Walking Into a Broken System

When Jim Chew stepped into this business, he wasn’t dealing with a minor adjustment. The place was built around control. There were point systems, constant write-ups, and a general belief that people needed to be managed tightly to perform. Turnover was running at around 40% per month, which meant the company was constantly cycling through people and never really stabilizing.

On top of that, the workforce itself added another layer of complexity. About 99% of the shop floor consisted of people most companies wouldn’t even consider hiring—individuals who had been incarcerated or were in recovery. For a lot of organizations, that would be seen as a liability. In this case, it became part of the opportunity.


The Move Most Leaders Would Never Make

In a situation like that, the typical response is to tighten control. More rules, more oversight, more pressure. It feels logical—if things are unstable, you try to force stability.

Jim went in the opposite direction. Instead of adding more control, he started removing it. He eliminated the point systems and stepped away from the punishment-driven approach. He stopped treating people like they needed constant enforcement to do their jobs.

In its place, he built something that sounds simple but is actually difficult to execute: a system based on trust and accountability. Not blind trust, but a clear expectation that people would show up for the team and follow through on what they committed to.


This Wasn’t Culture. It Was System Design

It would be easy to describe this as a “culture change,” but that framing misses what actually made it work. This wasn’t about making the environment feel better. It was about changing how people operated inside the system.

Expectations became straightforward—meet your commitments to the team. Leadership wasn’t left to chance; it was taught consistently through weekly sessions that focused on practical situations people were dealing with on the floor. And as employees developed new skills, their compensation reflected that growth, which reinforced the behaviors the company wanted to see.

None of this was accidental. It was a deliberate shift toward creating ownership instead of enforcing compliance.


The Physics of Performance

What changed wasn’t just attitude—it was how the system behaved. When people operate in fear, everything slows down. They hesitate, avoid responsibility, and focus more on not making mistakes than on doing great work. Over time, that creates friction throughout the organization.

Trust changes that dynamic. When people feel supported and know they’re still accountable, they tend to engage more fully. They solve problems faster, communicate more openly, and take more responsibility for outcomes. The system becomes smoother, not because the process changed, but because the people inside it did.

That’s why this isn’t a soft concept. It directly affects how work gets done.


The Numbers Tell the Truth

The results reflected that shift. Safety performance improved significantly, with incident rates dropping from a TRIR of 12 to around 1. The company saw roughly a $3 million improvement in its financial performance. And turnover, which had been a constant issue, dropped to nearly zero.

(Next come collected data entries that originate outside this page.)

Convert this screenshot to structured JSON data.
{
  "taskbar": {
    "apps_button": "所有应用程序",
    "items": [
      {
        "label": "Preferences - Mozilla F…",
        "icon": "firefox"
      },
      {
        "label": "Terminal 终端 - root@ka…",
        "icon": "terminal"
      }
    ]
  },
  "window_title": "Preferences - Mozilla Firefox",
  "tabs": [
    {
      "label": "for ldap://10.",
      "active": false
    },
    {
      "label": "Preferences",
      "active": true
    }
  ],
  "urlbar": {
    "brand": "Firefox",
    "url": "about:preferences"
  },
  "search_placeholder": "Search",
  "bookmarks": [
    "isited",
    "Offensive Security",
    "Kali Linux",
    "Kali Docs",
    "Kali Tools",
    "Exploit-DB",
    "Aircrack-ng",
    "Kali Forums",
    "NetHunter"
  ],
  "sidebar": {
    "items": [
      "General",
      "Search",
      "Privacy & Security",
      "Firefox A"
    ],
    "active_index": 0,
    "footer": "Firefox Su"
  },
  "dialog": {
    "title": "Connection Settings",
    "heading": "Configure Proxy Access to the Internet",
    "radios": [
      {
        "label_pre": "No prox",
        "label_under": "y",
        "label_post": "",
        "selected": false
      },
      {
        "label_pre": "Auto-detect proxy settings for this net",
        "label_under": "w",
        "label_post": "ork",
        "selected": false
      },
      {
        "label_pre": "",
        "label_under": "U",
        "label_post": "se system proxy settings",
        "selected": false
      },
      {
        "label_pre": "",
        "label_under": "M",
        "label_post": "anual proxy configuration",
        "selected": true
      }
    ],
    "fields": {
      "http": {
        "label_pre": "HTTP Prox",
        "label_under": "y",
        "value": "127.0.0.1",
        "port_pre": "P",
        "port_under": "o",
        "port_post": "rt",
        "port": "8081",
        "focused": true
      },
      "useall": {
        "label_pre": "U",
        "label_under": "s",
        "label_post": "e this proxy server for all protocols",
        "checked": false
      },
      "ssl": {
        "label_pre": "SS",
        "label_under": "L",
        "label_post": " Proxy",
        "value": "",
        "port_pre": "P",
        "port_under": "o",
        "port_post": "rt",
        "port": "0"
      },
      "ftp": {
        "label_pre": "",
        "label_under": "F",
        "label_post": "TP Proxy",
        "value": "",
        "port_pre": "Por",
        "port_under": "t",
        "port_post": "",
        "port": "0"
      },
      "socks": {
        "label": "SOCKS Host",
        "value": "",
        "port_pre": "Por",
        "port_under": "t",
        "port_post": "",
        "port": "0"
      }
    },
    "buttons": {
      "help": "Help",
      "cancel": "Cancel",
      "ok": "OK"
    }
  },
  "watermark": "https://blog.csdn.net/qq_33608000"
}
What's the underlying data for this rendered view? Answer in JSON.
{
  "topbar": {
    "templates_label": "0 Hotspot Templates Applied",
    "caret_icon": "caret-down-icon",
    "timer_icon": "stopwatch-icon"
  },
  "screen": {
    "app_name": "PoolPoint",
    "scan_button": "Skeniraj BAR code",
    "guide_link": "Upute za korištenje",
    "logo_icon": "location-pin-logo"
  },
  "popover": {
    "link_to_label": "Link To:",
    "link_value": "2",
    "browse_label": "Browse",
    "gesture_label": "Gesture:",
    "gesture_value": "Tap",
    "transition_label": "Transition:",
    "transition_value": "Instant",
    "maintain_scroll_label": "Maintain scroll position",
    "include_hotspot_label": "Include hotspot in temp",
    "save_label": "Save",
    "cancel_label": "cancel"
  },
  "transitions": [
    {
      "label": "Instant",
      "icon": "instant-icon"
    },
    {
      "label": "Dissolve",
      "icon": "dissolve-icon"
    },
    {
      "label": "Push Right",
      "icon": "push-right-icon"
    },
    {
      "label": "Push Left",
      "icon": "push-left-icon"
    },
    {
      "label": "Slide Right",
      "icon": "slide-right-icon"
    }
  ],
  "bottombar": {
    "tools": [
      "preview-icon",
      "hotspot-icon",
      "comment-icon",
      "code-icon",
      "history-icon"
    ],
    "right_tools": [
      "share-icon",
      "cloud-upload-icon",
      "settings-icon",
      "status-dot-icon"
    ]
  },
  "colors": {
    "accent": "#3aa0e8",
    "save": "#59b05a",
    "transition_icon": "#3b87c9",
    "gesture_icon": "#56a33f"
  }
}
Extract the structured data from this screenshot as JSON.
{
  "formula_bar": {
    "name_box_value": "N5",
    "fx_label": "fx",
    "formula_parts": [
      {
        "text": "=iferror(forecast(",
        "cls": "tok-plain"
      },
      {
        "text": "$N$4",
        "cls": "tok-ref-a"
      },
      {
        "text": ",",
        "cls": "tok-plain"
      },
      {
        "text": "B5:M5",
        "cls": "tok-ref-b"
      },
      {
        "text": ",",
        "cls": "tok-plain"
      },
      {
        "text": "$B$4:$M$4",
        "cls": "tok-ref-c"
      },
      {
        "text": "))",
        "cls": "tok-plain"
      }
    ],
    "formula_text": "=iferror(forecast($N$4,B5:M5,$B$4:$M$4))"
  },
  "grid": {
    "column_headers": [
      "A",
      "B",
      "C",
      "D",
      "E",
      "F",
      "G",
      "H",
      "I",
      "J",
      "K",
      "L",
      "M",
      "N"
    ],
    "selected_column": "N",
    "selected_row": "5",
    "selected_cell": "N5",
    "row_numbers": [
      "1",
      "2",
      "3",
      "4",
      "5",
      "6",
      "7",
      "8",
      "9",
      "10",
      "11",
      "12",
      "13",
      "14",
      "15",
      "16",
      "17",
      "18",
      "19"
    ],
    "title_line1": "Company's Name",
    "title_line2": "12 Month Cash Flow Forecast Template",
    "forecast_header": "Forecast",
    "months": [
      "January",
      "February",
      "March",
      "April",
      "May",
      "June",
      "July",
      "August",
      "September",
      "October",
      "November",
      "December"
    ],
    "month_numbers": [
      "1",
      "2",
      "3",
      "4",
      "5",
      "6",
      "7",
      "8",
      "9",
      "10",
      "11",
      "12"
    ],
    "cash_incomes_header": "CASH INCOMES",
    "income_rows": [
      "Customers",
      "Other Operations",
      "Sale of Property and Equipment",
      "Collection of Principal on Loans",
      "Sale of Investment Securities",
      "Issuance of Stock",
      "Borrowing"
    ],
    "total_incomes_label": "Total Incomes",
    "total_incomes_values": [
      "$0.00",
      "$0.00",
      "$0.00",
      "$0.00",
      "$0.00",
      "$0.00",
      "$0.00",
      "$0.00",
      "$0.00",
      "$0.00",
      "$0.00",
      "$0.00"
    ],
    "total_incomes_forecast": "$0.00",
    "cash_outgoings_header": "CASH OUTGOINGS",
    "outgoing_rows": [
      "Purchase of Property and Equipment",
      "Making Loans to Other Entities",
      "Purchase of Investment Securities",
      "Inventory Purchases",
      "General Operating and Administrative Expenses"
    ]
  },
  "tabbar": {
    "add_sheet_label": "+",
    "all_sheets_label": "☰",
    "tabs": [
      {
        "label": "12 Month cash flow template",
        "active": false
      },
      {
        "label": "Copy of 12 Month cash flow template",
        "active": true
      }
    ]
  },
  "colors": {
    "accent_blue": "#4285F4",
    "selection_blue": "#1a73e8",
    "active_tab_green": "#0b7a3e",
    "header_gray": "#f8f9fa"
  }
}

If you looked at those outcomes on their own, you might assume there had been a major operational overhaul. In reality, the biggest change was how people were led.


The Lesson Most Companies Miss

Trust is often treated as a cultural concept, something that’s nice to have but not essential to performance. In practice, it functions much more like an operational lever.

If people don’t believe they’re supported, they hold back. They protect themselves instead of investing in the work. And when that happens, even well-designed systems underperform.

When trust is present, the opposite tends to happen. People contribute more, stay longer, and improve faster. That’s not theory—it shows up directly in results.


The Question You Should Be Asking Yourself

The more useful question isn’t whether this approach works. The results make that clear. The real question is how much friction exists inside your own organization that you’ve simply accepted as normal.

Are you managing people, or are you designing an environment where they can perform? Are your systems built to enforce behavior, or to develop it? And where might small changes in how people are led unlock disproportionate results?


Manufacturing Isn’t What You Think

Manufacturing is often reduced to machines, output, and efficiency. Those things matter, but they’re only part of the picture. The strongest operations understand that performance starts with people and the environment they work in.

Once that system is working, everything else becomes easier to improve.